Le nuage de cendres qui a plané au-dessus de l’Europe depuis l’éruption du volcan islandais Eyjafjallajökull ne concerne pas que les vacanciers bloqués dans les aéroports. Alors qu’une nouvelle éruption mardi 20 avril a annulé un temps le déblocage des aéroports britanniques, plusieurs journaux anglophones pointent du doigt les risques que cela fait peser en termes d’approvisionnement alimentaire. Les premières denrées concernées étant les fruits et légumes, qui sont importées dans les îles britanniques depuis les pays du Commonwealth principalement, et notamment depuis le Kenya. Vendredi 16 avril, au premier jour du blocage général des aéroports européens, ce sont ainsi 60 tonnes de fruits et légumes qui n’ont pas été acheminés.
Certes, il est dans cette situation excessif de parler de pénurie, puisque le blocage n’aura duré que quelques jours.

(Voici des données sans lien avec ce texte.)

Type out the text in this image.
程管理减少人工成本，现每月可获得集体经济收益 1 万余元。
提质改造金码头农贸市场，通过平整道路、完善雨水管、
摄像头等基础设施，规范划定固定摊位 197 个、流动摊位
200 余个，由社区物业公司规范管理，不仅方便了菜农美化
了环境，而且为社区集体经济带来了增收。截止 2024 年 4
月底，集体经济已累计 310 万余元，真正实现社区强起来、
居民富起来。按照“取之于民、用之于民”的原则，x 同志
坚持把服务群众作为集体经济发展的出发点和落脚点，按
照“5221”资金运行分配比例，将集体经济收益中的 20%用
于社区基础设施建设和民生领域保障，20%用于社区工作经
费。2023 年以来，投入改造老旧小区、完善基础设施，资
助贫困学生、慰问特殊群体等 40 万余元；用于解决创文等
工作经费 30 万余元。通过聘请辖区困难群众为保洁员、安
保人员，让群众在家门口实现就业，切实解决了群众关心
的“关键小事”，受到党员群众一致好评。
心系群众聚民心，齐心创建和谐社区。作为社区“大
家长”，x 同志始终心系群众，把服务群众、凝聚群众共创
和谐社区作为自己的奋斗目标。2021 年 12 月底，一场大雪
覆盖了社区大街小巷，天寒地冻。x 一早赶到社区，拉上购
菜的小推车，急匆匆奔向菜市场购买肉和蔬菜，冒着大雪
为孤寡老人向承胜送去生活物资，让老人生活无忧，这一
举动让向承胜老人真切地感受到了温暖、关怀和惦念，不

Cependant, comme le souligne Terry Jones, le directeur de la communication du principal syndicat agricole britannique National Farmers Union (NFU), ces perturbations ont le mérite de soulever la question de la sécurité alimentaire, en démontrant « combien les échanges agricoles internationaux peuvent être vulnérables face à des conditions climatiques extrêmes. » Une raison suffisante selon lui pour préserver du mieux possible un secteur agricole national robuste et compétitif.
L’éruption volcanique du volcan islandais, qui a bloqué des milliers de personnes aux quatre coins du monde, a en effet le mérite de rappeler qu’il reste encore aujourd’hui un certain nombre d’événements imprévisibles qui peuvent à tout moment couper les voies d’approvisionnement ; dans ce contexte, reposer sur un secteur agricole solide est un atout primordial, hier comme aujourd’hui, pour garantir la sécurité alimentaire d’une population, et il serait inconséquent de ne pas s’efforcer de le préserver par des politiques adéquates.